Now I want to produce a DTM with a different corpus, but counting exactly the same terms as the previous one, no extra and no fewer. (to cross-validate)

If I use the same method to produce the DTM as with the first corpus, I end up including either more or less terms, or just different ones because they're at a different frequency to the original corpus.

How can I go about doing this?
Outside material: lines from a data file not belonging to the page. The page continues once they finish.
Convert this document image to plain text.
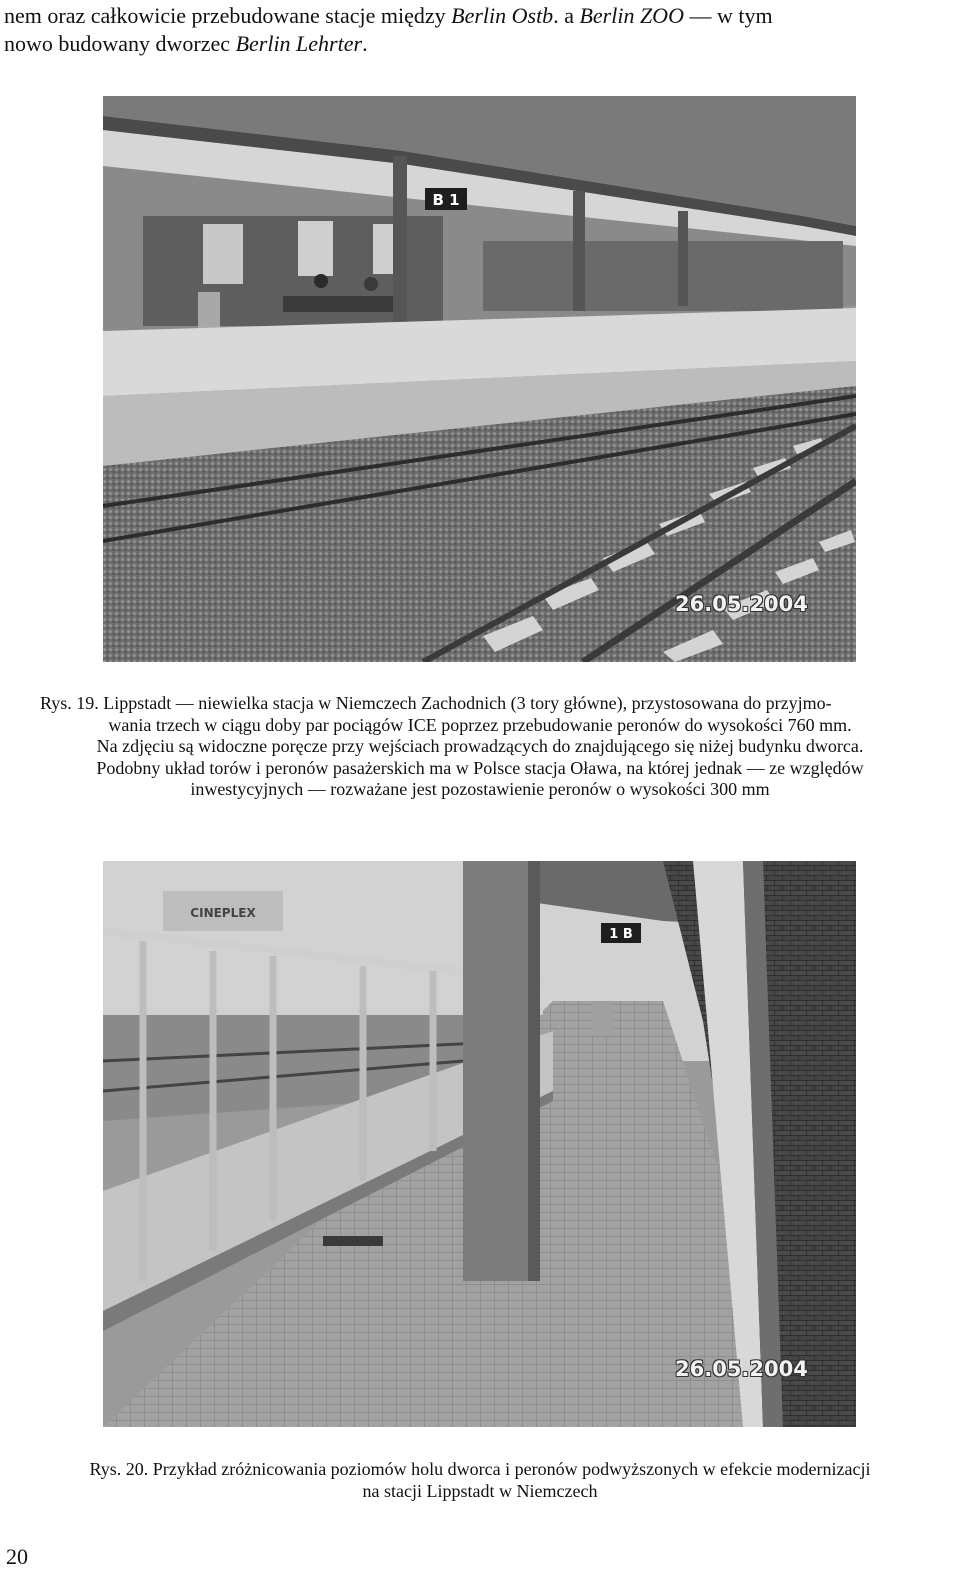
nem oraz całkowicie przebudowane stacje między Berlin Ostb. a Berlin ZOO — w tym
nowo budowany dworzec Berlin Lehrter.
B 1
26.05.2004
Rys. 19. Lippstadt — niewielka stacja w Niemczech Zachodnich (3 tory główne), przystosowana do przyjmo-
wania trzech w ciągu doby par pociągów ICE poprzez przebudowanie peronów do wysokości 760 mm.
Na zdjęciu są widoczne poręcze przy wejściach prowadzących do znajdującego się niżej budynku dworca.
Podobny układ torów i peronów pasażerskich ma w Polsce stacja Oława, na której jednak — ze względów
inwestycyjnych — rozważane jest pozostawienie peronów o wysokości 300 mm
CINEPLEX
1 B
26.05.2004
Rys. 20. Przykład zróżnicowania poziomów holu dworca i peronów podwyższonych w efekcie modernizacji
na stacji Lippstadt w Niemczech
20
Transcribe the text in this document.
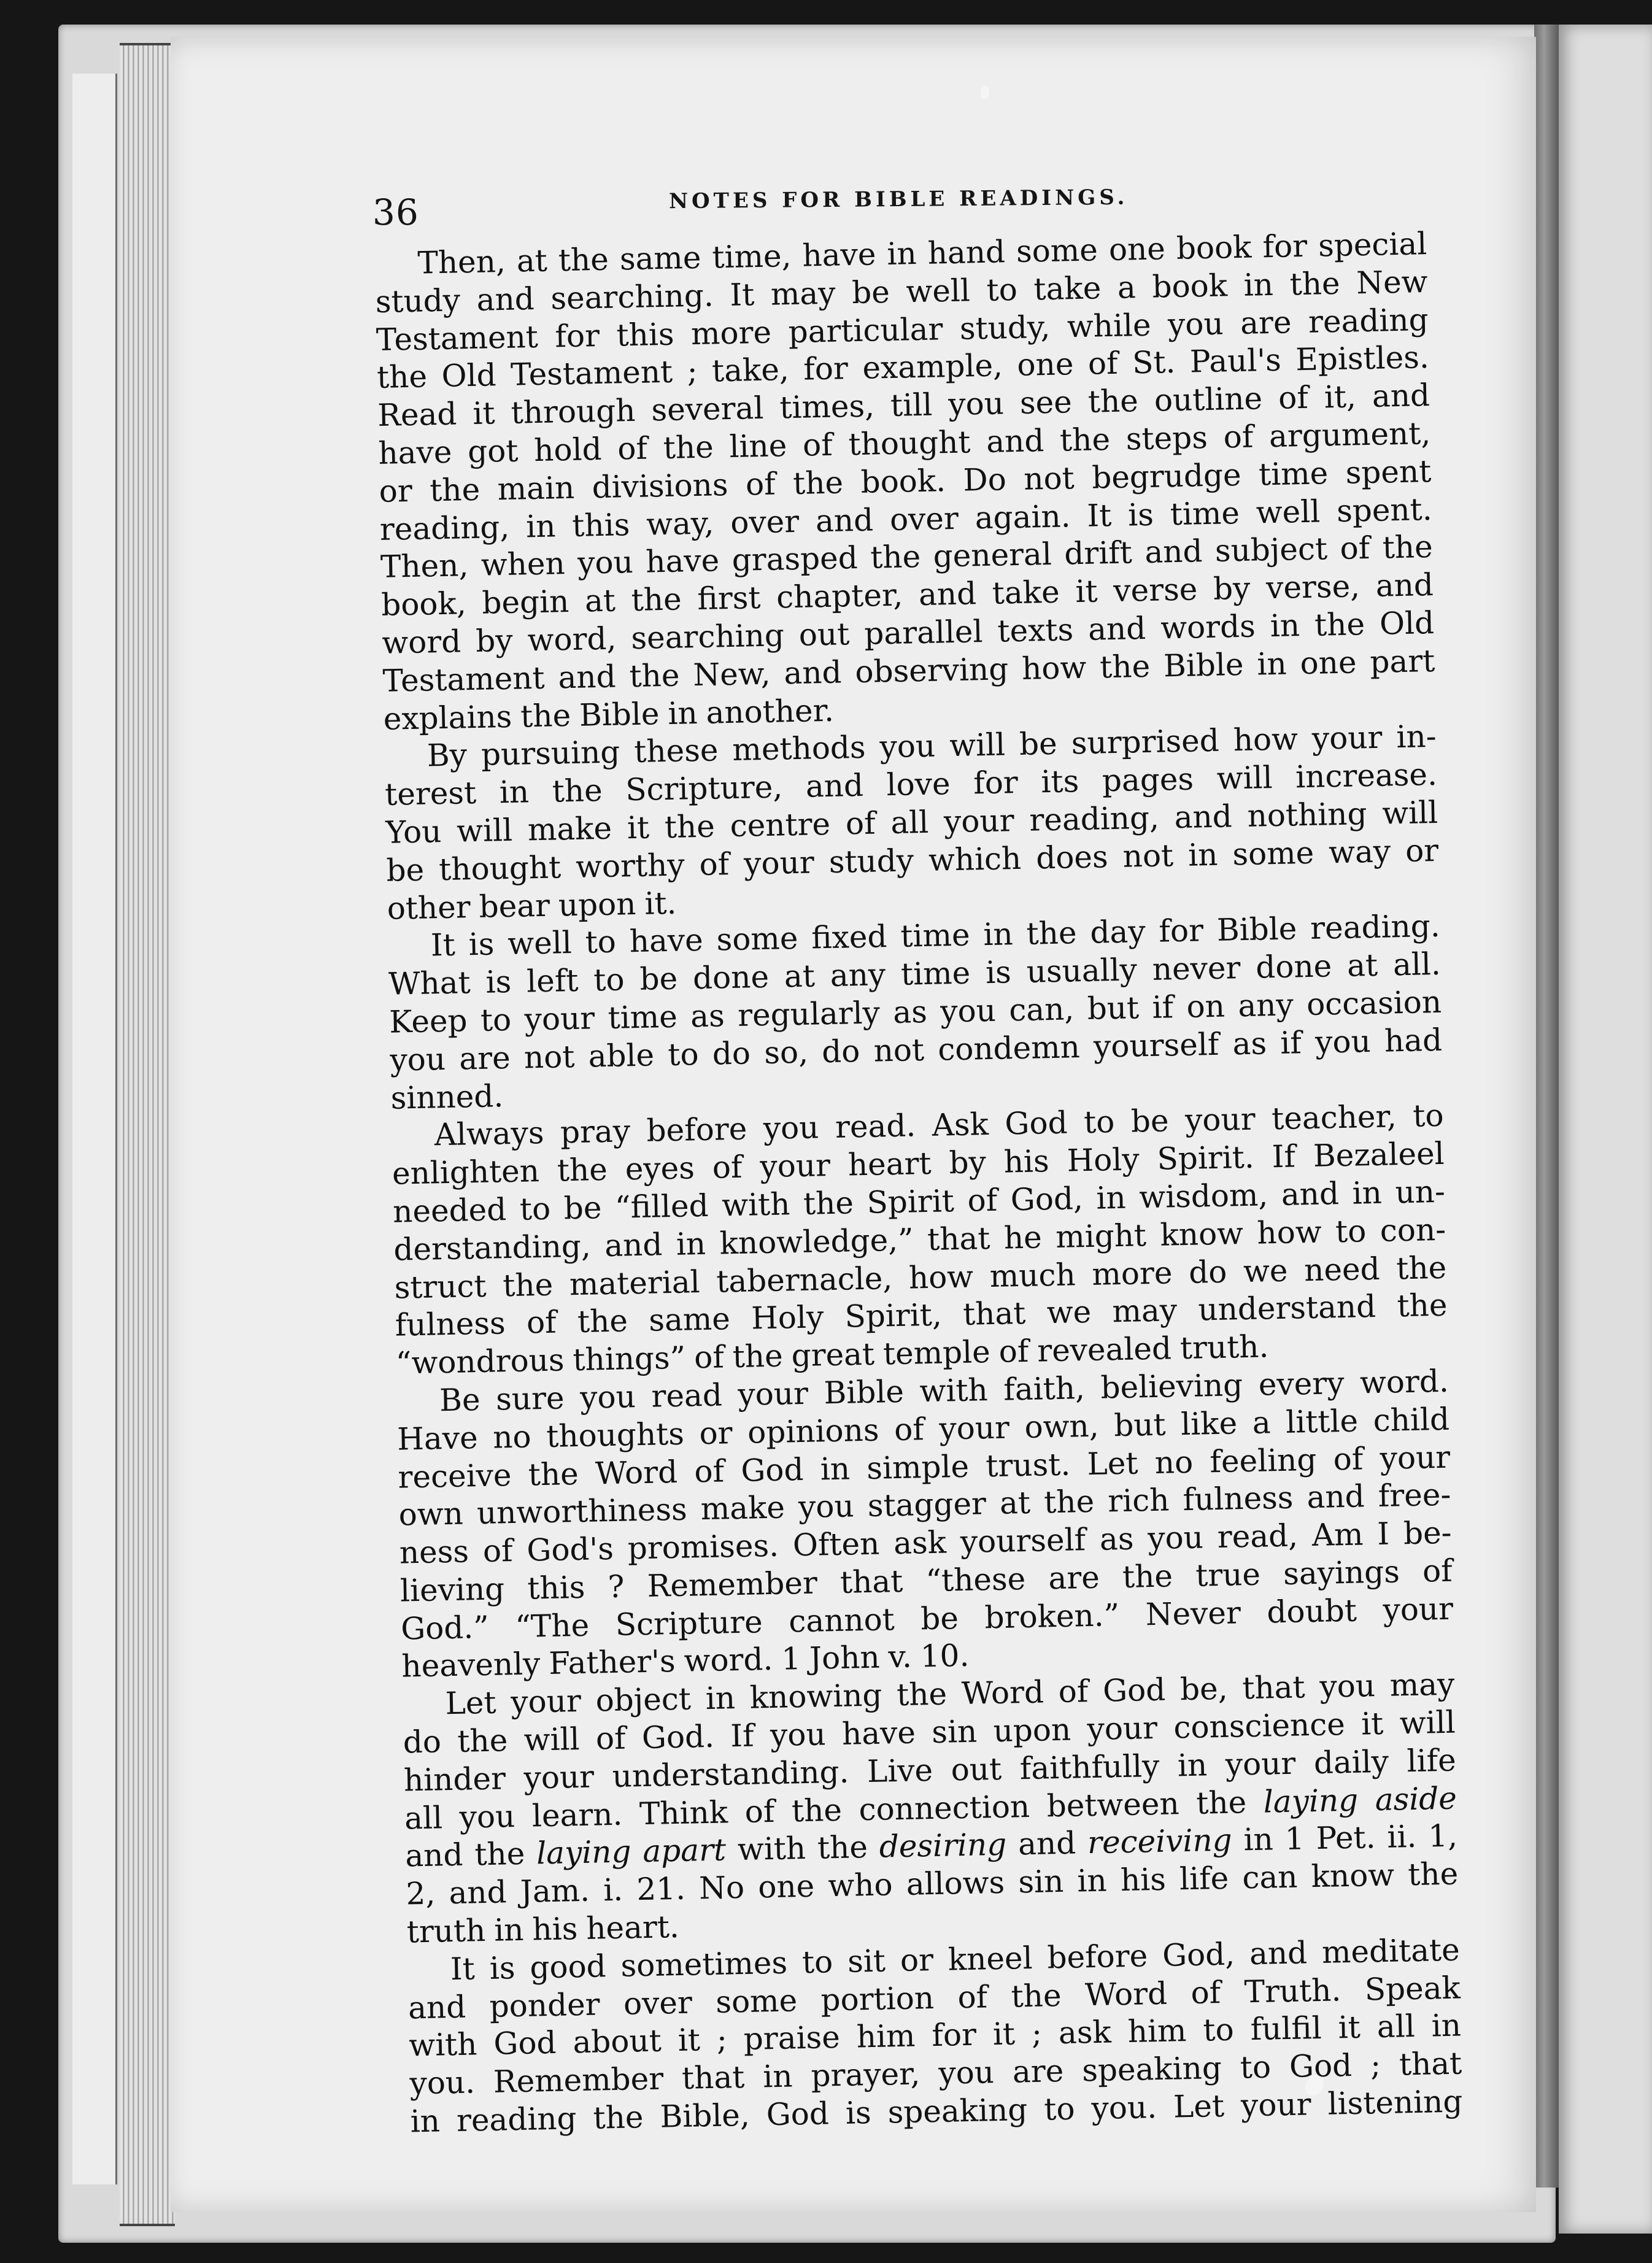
36	NOTES FOR BIBLE READINGS.
Then, at the same time, have in hand some one book for special
study and searching. It may be well to take a book in the New
Testament for this more particular study, while you are reading
the Old Testament ; take, for example, one of St. Paul's Epistles.
Read it through several times, till you see the outline of it, and
have got hold of the line of thought and the steps of argument,
or the main divisions of the book. Do not begrudge time spent
reading, in this way, over and over again. It is time well spent.
Then, when you have grasped the general drift and subject of the
book, begin at the first chapter, and take it verse by verse, and
word by word, searching out parallel texts and words in the Old
Testament and the New, and observing how the Bible in one part
explains the Bible in another.
By pursuing these methods you will be surprised how your in-
terest in the Scripture, and love for its pages will increase.
You will make it the centre of all your reading, and nothing will
be thought worthy of your study which does not in some way or
other bear upon it.
It is well to have some fixed time in the day for Bible reading.
What is left to be done at any time is usually never done at all.
Keep to your time as regularly as you can, but if on any occasion
you are not able to do so, do not condemn yourself as if you had
sinned.
Always pray before you read. Ask God to be your teacher, to
enlighten the eyes of your heart by his Holy Spirit. If Bezaleel
needed to be “filled with the Spirit of God, in wisdom, and in un-
derstanding, and in knowledge,” that he might know how to con-
struct the material tabernacle, how much more do we need the
fulness of the same Holy Spirit, that we may understand the
“wondrous things” of the great temple of revealed truth.
Be sure you read your Bible with faith, believing every word.
Have no thoughts or opinions of your own, but like a little child
receive the Word of God in simple trust. Let no feeling of your
own unworthiness make you stagger at the rich fulness and free-
ness of God's promises. Often ask yourself as you read, Am I be-
lieving this ? Remember that “these are the true sayings of
God.” “The Scripture cannot be broken.” Never doubt your
heavenly Father's word. 1 John v. 10.
Let your object in knowing the Word of God be, that you may
do the will of God. If you have sin upon your conscience it will
hinder your understanding. Live out faithfully in your daily life
all you learn. Think of the connection between the laying aside
and the laying apart with the desiring and receiving in 1 Pet. ii. 1,
2, and Jam. i. 21. No one who allows sin in his life can know the
truth in his heart.
It is good sometimes to sit or kneel before God, and meditate
and ponder over some portion of the Word of Truth. Speak
with God about it ; praise him for it ; ask him to fulfil it all in
you. Remember that in prayer, you are speaking to God ; that
in reading the Bible, God is speaking to you. Let your listening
I need to specify which terms to count somehow, but I don't know how.

Thanks to anyone who can point me in the right direction,

-N

EDIT: I was asked for a reproducible example, so I've pasted some example code here http://pastebin.com/y3FDHbYS Re-edit:

 require(tm)
 text <- c('saying text is good',
          'saying text once and saying text twice is better',
          'saying text text text is best',
          'saying text once is still ok',
          'not saying it at all is bad',
          'because text is a good thing',
          'we all like text',
          'even though sometimes it is missing')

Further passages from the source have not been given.